With that, it was time to pass the baton to the Minister of Agriculture.
Answering a question about the possibility of South Africa’s economy collapsing under the weight of sector-based threats, Steenhuisen said it has become a priority of the GNU to make farm attacks and stock theft a priority crime.
He also pointed out that the footage of EFF and MK Party sloganeering depicted minority parties in South Africa.
“It is precisely because of that,” Steenhuisen said with reference to the footage, “that we have decided to join hands with the ANC, to keep that lot out of the GNU.
“We want to shut the door forever on that rabble getting through the doors of the Union Buildings.”
Decorated golfer Ernie Els followed Steenhuisen, saying: “We want to see things get better in our country.”
He said South Africa had had 35 years of ANC government and there had been a lot of anger through the transition, but Nelson Mandela was released from prison spreading a message not of hatred but of unification.
Els wasn’t alone in evoking the spirit of Mandela.
In a clear indication that the bilateral discussions included expat South African Elon Musk’s Starlink connectivity enterprise, Richemont owner Johann Rupert carried on with the common rebuttal theme of crime affecting everyone in South Africa, not just white people working on farms.
He said: “We want Starlink at every police station,” and brought illegal immigration into the conversation, a topic that clearly struck a chord as Trump pensively listened to the billionaire businessman, a regular golfing partner of his.

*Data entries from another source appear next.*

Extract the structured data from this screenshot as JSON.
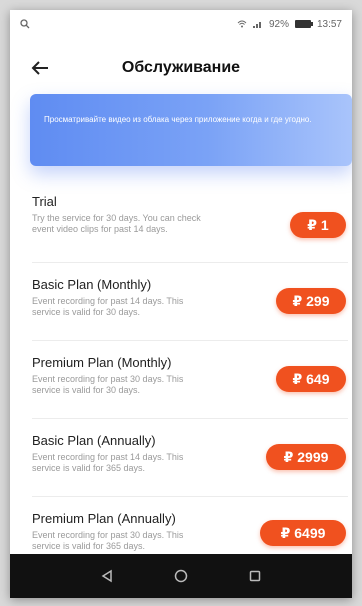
{
  "status_bar": {
    "left_icon": "search-icon",
    "signal_text": "вР’ .ıl",
    "battery_text": "92%",
    "time": "13:57"
  },
  "header": {
    "title": "Обслуживание",
    "back_icon": "arrow-left-icon"
  },
  "banner": {
    "text": "Просматривайте видео из облака через приложение когда и где угодно."
  },
  "plans": [
    {
      "name": "Trial",
      "description": "Try the service for 30 days. You can check event video clips for past 14 days.",
      "price": "₽ 1"
    },
    {
      "name": "Basic Plan (Monthly)",
      "description": "Event recording for past 14 days. This service is valid for 30 days.",
      "price": "₽ 299"
    },
    {
      "name": "Premium Plan (Monthly)",
      "description": "Event recording for past 30 days. This service is valid for 30 days.",
      "price": "₽ 649"
    },
    {
      "name": "Basic Plan (Annually)",
      "description": "Event recording for past 14 days. This service is valid for 365 days.",
      "price": "₽ 2999"
    },
    {
      "name": "Premium Plan (Annually)",
      "description": "Event recording for past 30 days. This service is valid for 365 days.",
      "price": "₽ 6499"
    }
  ],
  "nav_bar": {
    "back_icon": "triangle-back-icon",
    "home_icon": "circle-home-icon",
    "recents_icon": "square-recents-icon"
  },
  "colors": {
    "accent": "#f0511f",
    "banner_start": "#5f8cf2",
    "banner_end": "#a9c4fb",
    "nav_bg": "#111111"
  }
}
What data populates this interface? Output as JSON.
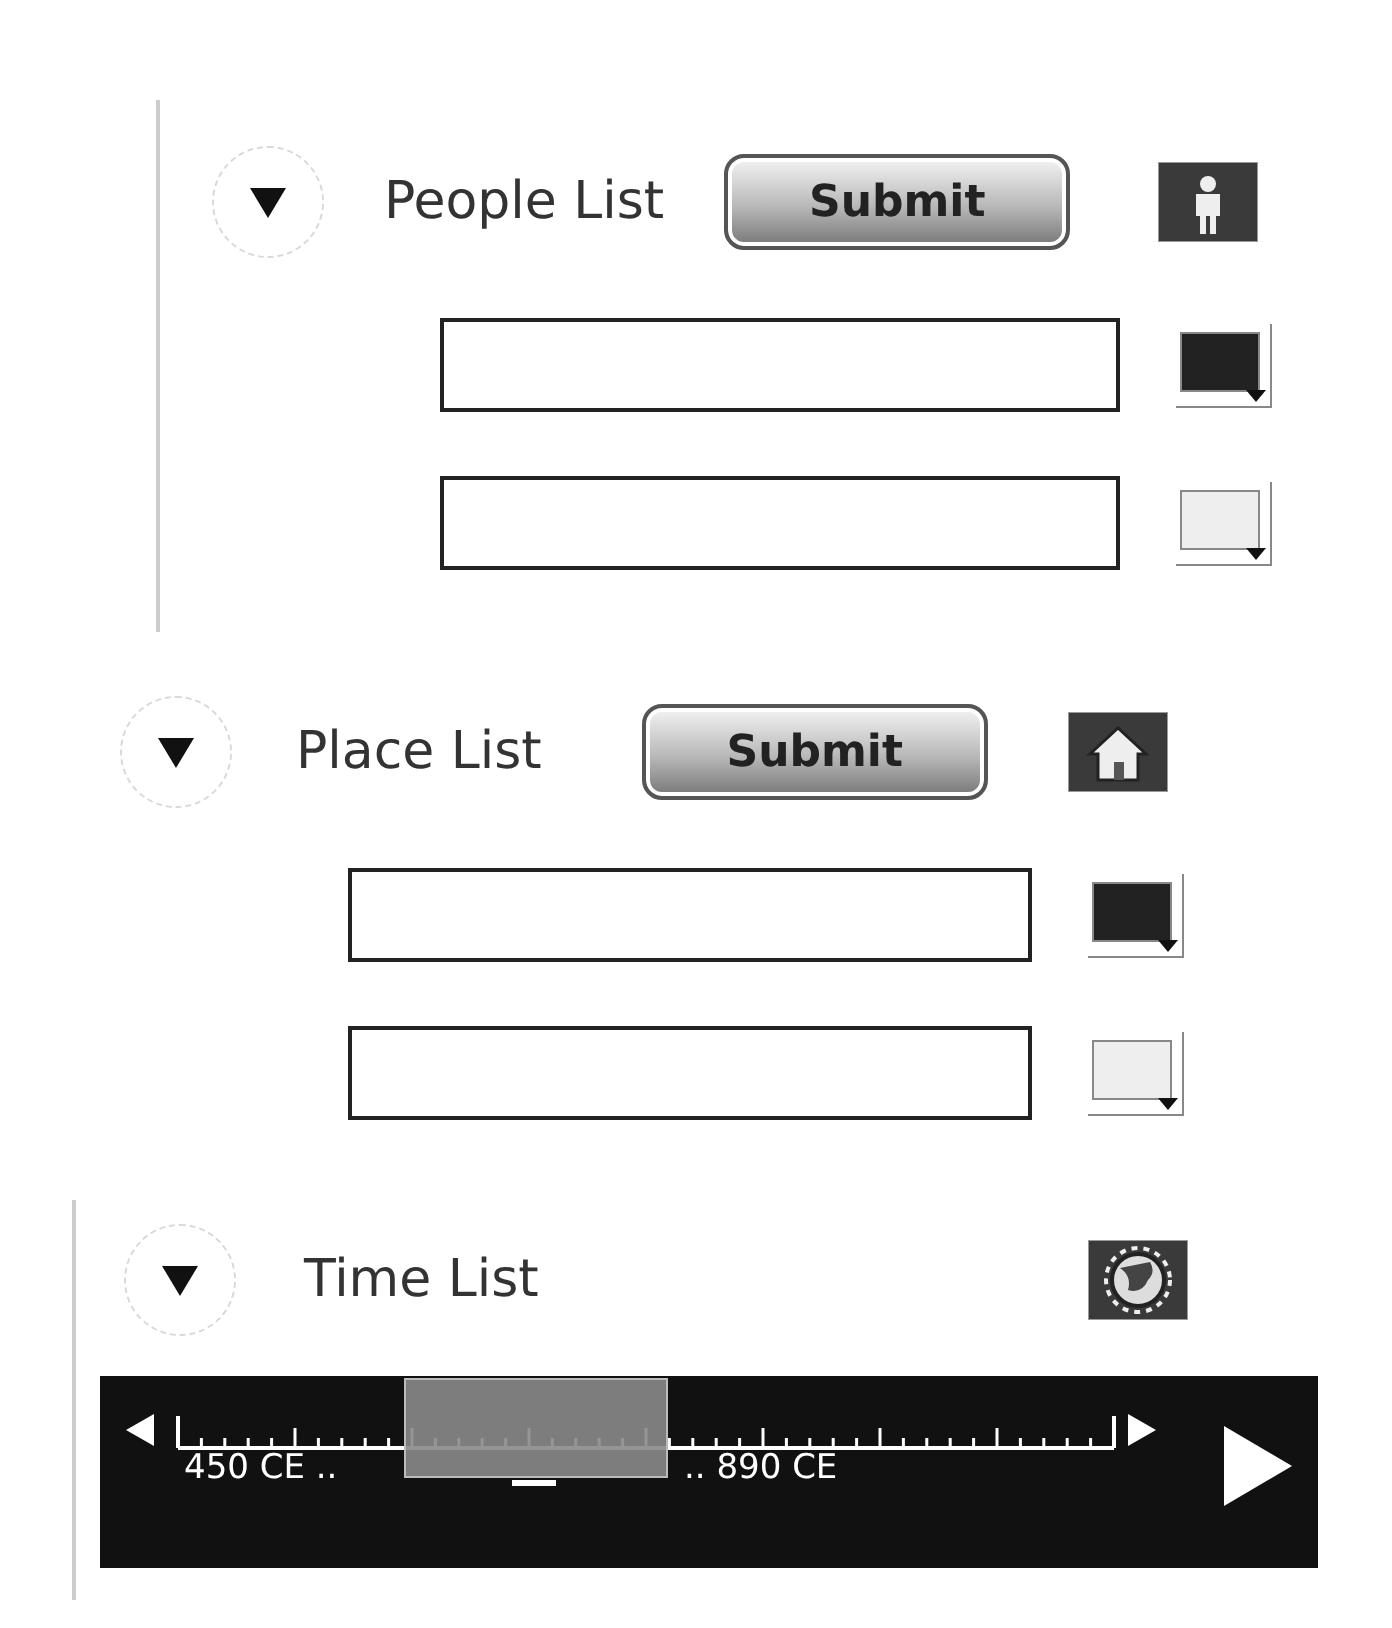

But it was Ramaphosa, ever statesmanlike in his conduct compared to Trump, who on various occasions referred to an NBC journalist as an “idiot”, who had the last word.
Having earlier remarked on the long history of trade relations between the two countries, with about 600 American companies having been active in South Africa, some of them for more than 100 years, he said SA-US investor and trade relations “are mutually beneficial".
“Your support and partnership with us is really what is going to give us a strong way forward.”
However, only time will tell to what extent the trade talks succeeded.